そして、妨害度予測部1304は、エッジ部濃度差情報保持部1303に保持されている濃度差情報と、版ずれ計測値保持部1305に保持されている版ずれ量にもとづいて妨害度補正係数を求める。
例えば、最大版ずれ時を想定して意図的に版ずれを予め起こしてこれを計測した値と版ずれが起きていない時の計測値との「仮想最大色差」を求めておき、起こりうる版ずれが起きたと仮定したときの色度差を予測して、版ずれが起きていないときの「色差」を「仮想最大色差」で割ることにより第一係数を算出する。
妨害度予測部1304は、妨害度補正係数に係る第一係数と第二係数をエッジ処理要否判定部1302に出力する。
具体的には、妨害度予測部1304から入力した第一係数と第二係数と、乱数発生部1301によって求めた乱数とを乗ずることによって乗算値を求める。
そして、例えば、この乗算値が0.0以上0.5未満である場合、エッジ処理要否判定部1302は、その画素について交換処理を行うと判定し、乗算値が0.5以上1.0未満である場合、エッジ処理部判定部1302は、その画素について交換処理を行わないと判定する。
エッジ処理要否判定部1302は、上記判定結果を識別しうる判定信号を境界線加工処理部113に出力する。

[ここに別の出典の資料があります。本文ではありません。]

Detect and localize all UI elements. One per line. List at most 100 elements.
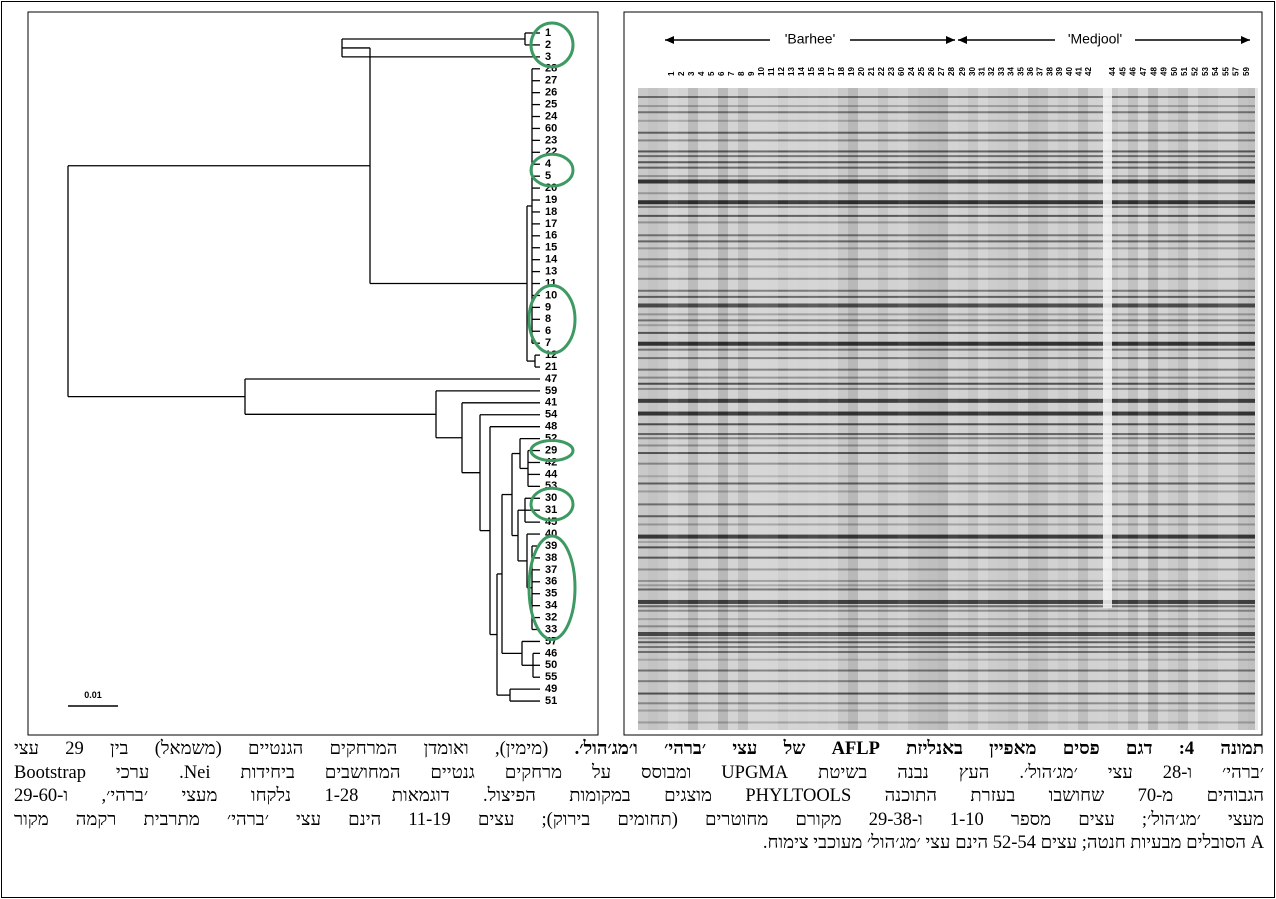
gel-band (638, 324, 1255, 327)
gel-lane-shade (998, 88, 1008, 730)
gel-band (638, 646, 1255, 649)
gel-lane-shade (968, 88, 978, 730)
scale-label: 0.01 (84, 690, 102, 700)
gel-band (638, 599, 1255, 604)
gel-band (638, 205, 1255, 208)
gel-lane-shade (928, 88, 938, 730)
gel-band (638, 658, 1255, 661)
caption: תמונה 4: דגם פסים מאפיין באנליזת AFLP של… (14, 738, 1264, 856)
gel-band (638, 357, 1255, 360)
leaf-label: 41 (545, 397, 557, 409)
gel-band (638, 631, 1255, 636)
lane-label: 30 (968, 67, 977, 76)
gel-lane-shade (1168, 88, 1178, 730)
lane-label: 60 (897, 67, 906, 76)
gel-band (638, 669, 1255, 672)
dendrogram-panel (27, 11, 599, 736)
leaf-label: 42 (545, 456, 557, 468)
gel-band (638, 584, 1255, 587)
gel-band (638, 200, 1255, 205)
highlight-ellipse (529, 486, 575, 522)
lane-label: 55 (1221, 67, 1230, 76)
gel-band (638, 680, 1255, 683)
gel-band (638, 444, 1255, 447)
leaf-label: 22 (545, 146, 557, 158)
gel-lane-shade (638, 88, 648, 730)
lane-label: 36 (1026, 67, 1035, 76)
leaf-label: 18 (545, 206, 557, 218)
caption-line: הגבוהים מ-70 שחושבו בעזרת התוכנה PHYLTOO… (14, 786, 1264, 806)
leaf-label: 54 (545, 409, 558, 421)
gel-lane-shade (768, 88, 778, 730)
gel-lane-shade (818, 88, 828, 730)
lane-label: 10 (757, 67, 766, 76)
leaf-label: 16 (545, 230, 557, 242)
lane-label: 13 (787, 67, 796, 76)
gel-band (638, 433, 1255, 436)
gel-band (638, 131, 1255, 134)
gel-band (638, 452, 1255, 455)
gel-lane-shade (938, 88, 948, 730)
group-label: 'Medjool' (1068, 31, 1122, 47)
leaf-label: 24 (545, 110, 558, 122)
lane-label: 29 (958, 67, 967, 76)
leaf-label: 38 (545, 552, 557, 564)
leaf-label: 52 (545, 433, 557, 445)
gel-band (638, 258, 1255, 261)
gel-lane-shade (1218, 88, 1228, 730)
gel-band (638, 331, 1255, 334)
gel-band (638, 303, 1255, 308)
gel-lane-shade (718, 88, 728, 730)
gel-band (638, 341, 1255, 346)
lane-label: 25 (917, 67, 926, 76)
gel-band (638, 650, 1255, 653)
lane-label: 31 (978, 67, 987, 76)
lane-label: 39 (1055, 67, 1064, 76)
highlight-ellipse (527, 534, 577, 641)
highlight-ellipse (529, 152, 575, 188)
caption-line: תמונה 4: דגם פסים מאפיין באנליזת AFLP של… (14, 738, 1264, 762)
gel-lane-shade (1078, 88, 1088, 730)
gel-lane-shade (838, 88, 848, 730)
lane-label: 3 (687, 71, 696, 76)
gel-lane-shade (878, 88, 888, 730)
leaf-label: 2 (545, 39, 551, 51)
gel-band (638, 534, 1255, 539)
caption-title: תמונה 4: דגם פסים מאפיין באנליזת AFLP של… (574, 739, 1264, 759)
gel-band (638, 556, 1255, 559)
leaf-label: 49 (545, 683, 557, 695)
caption-text: (מימין), ואומדן המרחקים הגנטיים (משמאל) … (14, 739, 575, 759)
leaf-label: 51 (545, 695, 557, 707)
arrow-head (946, 36, 955, 44)
lane-label: 17 (827, 67, 836, 76)
arrow-head (665, 36, 674, 44)
gel-band (638, 721, 1255, 724)
leaf-label: 3 (545, 51, 551, 63)
gel-lane-shade (948, 88, 958, 730)
gel-band (638, 265, 1255, 268)
label-bg (1055, 31, 1135, 49)
gel-panel (623, 11, 1263, 736)
lane-label: 14 (797, 67, 806, 76)
gel-lane-shade (988, 88, 998, 730)
leaf-label: 15 (545, 242, 557, 254)
lane-label: 6 (717, 71, 726, 76)
leaf-label: 37 (545, 564, 557, 576)
gel-lane-shade (908, 88, 918, 730)
lane-label: 11 (767, 67, 776, 76)
lane-label: 22 (877, 67, 886, 76)
gel-band (638, 579, 1255, 582)
gel-lane-shade (698, 88, 708, 730)
gel-band (638, 692, 1255, 695)
highlight-ellipse (527, 283, 577, 355)
leaf-label: 9 (545, 301, 551, 313)
gel-lane-shade (788, 88, 798, 730)
lane-label: 1 (667, 71, 676, 76)
lane-label: 59 (1242, 67, 1251, 76)
gel-band (638, 119, 1255, 122)
gel-band (638, 490, 1255, 493)
lane-label: 20 (857, 67, 866, 76)
leaf-label: 31 (545, 504, 557, 516)
caption-line: מעצי ׳מג׳הול׳; עצים מספר 1-10 ו-29-38 מק… (14, 809, 1264, 830)
gel-lane-shade (758, 88, 768, 730)
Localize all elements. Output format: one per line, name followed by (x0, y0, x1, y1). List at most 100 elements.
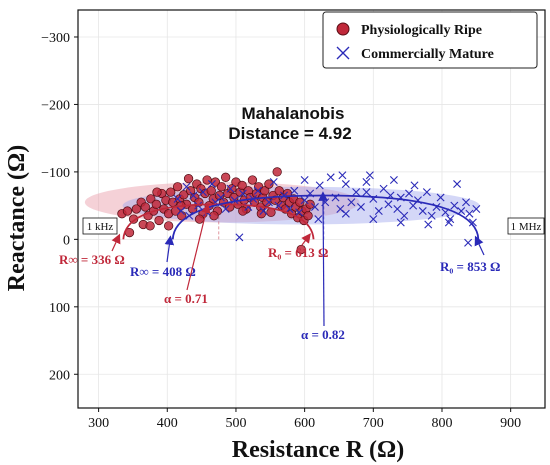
arrow-rinf-ripe (111, 233, 121, 252)
data-point-ripe (216, 182, 227, 192)
y-tick-label: −100 (41, 166, 70, 181)
data-point-mature (314, 215, 323, 224)
data-point-mature (338, 171, 347, 180)
plot-frame (77, 9, 546, 409)
data-point-mature (238, 189, 247, 198)
y-tick-label: 100 (49, 301, 70, 316)
data-point-ripe (151, 199, 161, 209)
data-point-mature (422, 188, 431, 197)
axis-ticks: 300 400 500 600 700 800 900 −300 −200 −100 0 100 200 (41, 31, 521, 431)
data-point-mature (177, 207, 186, 216)
data-point-ripe (237, 180, 247, 191)
annotation-rinf-ripe: R∞ = 336 Ω (59, 252, 125, 267)
data-point-ripe (221, 172, 231, 182)
data-point-ripe (152, 187, 162, 197)
mahalanobis-title-line1: Mahalanobis (242, 104, 345, 123)
data-point-ripe (238, 206, 248, 216)
data-point-mature (389, 176, 398, 184)
data-point-mature (453, 180, 462, 189)
data-point-mature (444, 218, 453, 227)
data-point-ripe (172, 182, 183, 192)
x-tick-label: 400 (157, 416, 178, 431)
arrow-r0-mature (474, 235, 485, 256)
data-point-ripe (295, 197, 305, 207)
data-point-mature (295, 208, 304, 217)
data-point-mature (410, 181, 419, 190)
x-tick-label: 600 (294, 416, 315, 431)
data-point-mature (226, 184, 235, 193)
data-point-mature (259, 207, 268, 216)
annotation-alpha-ripe: α = 0.71 (164, 291, 208, 306)
legend-label-ripe: Physiologically Ripe (361, 23, 482, 38)
data-point-mature (274, 201, 283, 210)
data-point-mature (369, 215, 378, 224)
data-point-ripe (296, 244, 306, 255)
data-point-mature (436, 193, 445, 202)
data-point-mature (290, 186, 299, 195)
annotation-alpha-mature: α = 0.82 (301, 327, 345, 342)
data-point-mature (216, 193, 225, 202)
data-point-mature (300, 196, 309, 205)
annotation-rinf-mature: R∞ = 408 Ω (130, 264, 196, 279)
data-point-mature (347, 198, 356, 207)
freq-label-low: 1 kHz (87, 221, 114, 233)
data-point-mature (362, 178, 371, 187)
data-point-mature (173, 194, 182, 203)
freq-box-high (507, 217, 545, 235)
freq-label-high: 1 MHz (511, 221, 542, 233)
data-point-ripe (179, 190, 189, 200)
data-point-mature (468, 218, 477, 227)
data-point-mature (189, 191, 198, 200)
data-point-ripe (194, 214, 205, 224)
data-point-ripe (122, 206, 133, 216)
x-axis-title: Resistance R (Ω) (232, 437, 405, 463)
data-point-ripe (206, 186, 216, 196)
data-point-mature (253, 186, 262, 195)
data-point-mature (465, 209, 474, 218)
data-point-mature (356, 202, 365, 211)
data-point-ripe (305, 199, 315, 209)
y-tick-label: −300 (41, 31, 70, 46)
data-point-ripe (210, 177, 221, 187)
legend-box (322, 11, 538, 69)
data-point-mature (285, 205, 294, 213)
arrow-rinf-mature (164, 235, 175, 263)
data-point-ripe (209, 211, 219, 221)
data-point-mature (352, 188, 361, 197)
data-point-mature (326, 173, 335, 182)
x-tick-label: 900 (500, 416, 521, 431)
y-tick-label: 200 (49, 368, 70, 383)
data-point-ripe (131, 204, 142, 214)
data-point-mature (379, 184, 388, 193)
annotation-r0-mature: R₀ = 853 Ω (440, 259, 500, 274)
freq-box-low (82, 217, 118, 235)
data-point-mature (418, 207, 427, 216)
data-point-ripe (260, 186, 270, 196)
data-point-mature (341, 180, 350, 189)
data-point-ripe (166, 187, 176, 197)
data-point-ripe (264, 179, 274, 189)
data-point-mature (472, 205, 481, 213)
data-point-mature (341, 209, 350, 218)
mahalanobis-title-line2: Distance = 4.92 (228, 124, 351, 143)
legend: Physiologically Ripe Commercially Mature (322, 11, 538, 69)
arrow-alpha-ripe (186, 203, 211, 291)
data-point-mature (424, 220, 433, 229)
legend-marker-ripe (336, 22, 350, 36)
data-point-mature (182, 182, 191, 191)
data-point-ripe (128, 214, 139, 224)
data-point-mature (280, 191, 289, 200)
data-point-mature (300, 176, 309, 184)
data-point-mature (464, 238, 473, 247)
data-point-ripe (145, 221, 155, 231)
x-tick-label: 700 (363, 416, 384, 431)
data-point-ripe (227, 184, 237, 194)
data-point-mature (374, 207, 383, 216)
y-tick-label: −200 (41, 98, 70, 113)
arrow-r0-ripe (301, 233, 311, 246)
data-point-mature (427, 211, 436, 220)
data-point-mature (405, 189, 414, 198)
data-point-mature (207, 180, 216, 189)
data-point-ripe (183, 173, 194, 184)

すなわち、境界線加工処理部113は、交換処理を行う旨の判定信号を受信した場合のみ交換処理を行う。また、交換処理を行わない旨の判定信号を受信した場合に交換処理を行わないようにしてもよい。
例えば、乱数と色差を用いて交換処理の要否判定を行う第六実施形態に比べ、版ずれ量をその判定要素に加えているため、交換処理の効果が小さいケースをさらに除外して、より効率よく画像処理を行うことができる。
具体的には、境界に沿って適度な間隔をもって交換処理を施すことにより、版ずれが生じている場合には白抜けや画素の重なりを目立たないように画像処理を施すことができるだけでなく、版ずれが生じていない場合であっても、必要以上に境界を目立たせることがないようにしている。
さらに、交換処理を境界の長手方向に対してランダムに行うことにより、境界部の画像をより自然に表現することができる。
加えて、交換処理の必要性がない濃度差に該当する対象画素に対しては、交換処理の実行を制限するように構成することで、画像処理全体の円滑化を実現することができる。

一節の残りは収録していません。